Pour Abdulrazak Gurnah, « la nature humaine nous permet la beauté, également comprise comme de la générosité, mais nous sommes également capables de faire des choses très laides. Parfois, à mon grand désespoir, il me semble que nous sommes plus capables de faire des choses laides que de belles choses. » Et d'ajouter : « Combien d'Indiens ont remporté le prix Nobel ? Combien de chinois ? Les Européens ont toujours gagné. Pourquoi ? La réponse est évidente : une faible valeur est accordée aux productions non européennes. Peut-être que dans l'avenir, les choses vont commencer à changer. D'une certaine manière, cela se produit déjà. »

Abdulrazak Gurnah (Photo : REUTERS/Henry Nicholls)

Saleh Omar, un marchand de 65 ans, arrive à l'aéroport de Gatwick avec une boîte en acajou pleine d'encens et un faux passeport. Il fuit l'île mythique de Zanzibar, c'est un réfugié. C'est ainsi que tout commence au bord de la mer. « Au fur et à mesure que vous lisez, vous n'osez pas respirer de peur de rompre le charme », a déclaré The Times, tandis que pour The Observer, il s'agit « d'un manifeste poétique contre la tyrannie du langage utilisé comme outil des États ».

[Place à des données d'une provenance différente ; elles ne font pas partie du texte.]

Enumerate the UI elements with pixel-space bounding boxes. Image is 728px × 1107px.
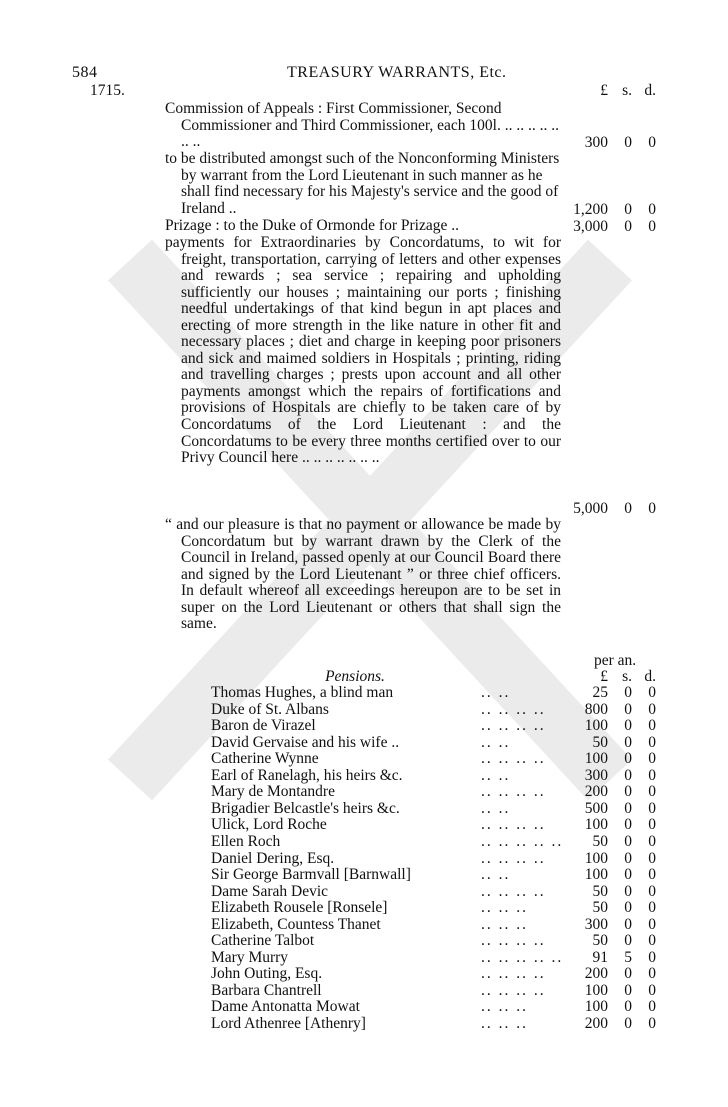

Selon Gurnah, l'important dans la littérature est de « trouver la voix pour raconter l'expérience » ; ensuite, il s'agit de « faire confiance au bon jugement que nous avons ». « Je suis optimiste pour l'avenir des livres », a-t-il dit, expliquant : « Plus de livres sont vendus qu'avant et ce n'est pas parce que les gens ne savent pas lire en ligne, mais parce que les gens veulent avoir des livres entre les mains. Même s'ils sont lus sur papier ou sur des écrans, ce sont des livres. Internet est un avantage pour les étudiants qui n'ont pas d'argent. »

« On ne peut pas jeter un livre dans un char pour l'arrêter », a-t-il réfléchi, « mais la littérature peut clarifier les choses pour que nous puissions nous battre plus tard. Je ne pense pas qu'une personne autoritaire lise un livre en disant « je me suis trompée toute ma vie, je vais changer, je vais être gentille », mais beaucoup de personnes ont eu des révélations. La littérature nous a informés, pas le tyran, mais le reste, afin que les tyrans ne nous maltraitent pas. »

À propos du prix Nobel, son grand prix, il a déclaré : « Cela a changé ma vie, cela m'a rendu très heureux de rejoindre une liste d'auteurs que j'admire tant. Avec cela, ils me disent que maintenant je peux rejoindre le club, c'est fantastique, merveilleux. Aujourd'hui, de nombreuses personnes de différentes régions du monde veulent lire ces livres : c'est le rêve de tout auteur. Tout cela est très bien, je suis content, mais à un moment donné, je vais devoir m'asseoir et écrire », et il sourit de l'autre côté de l'écran.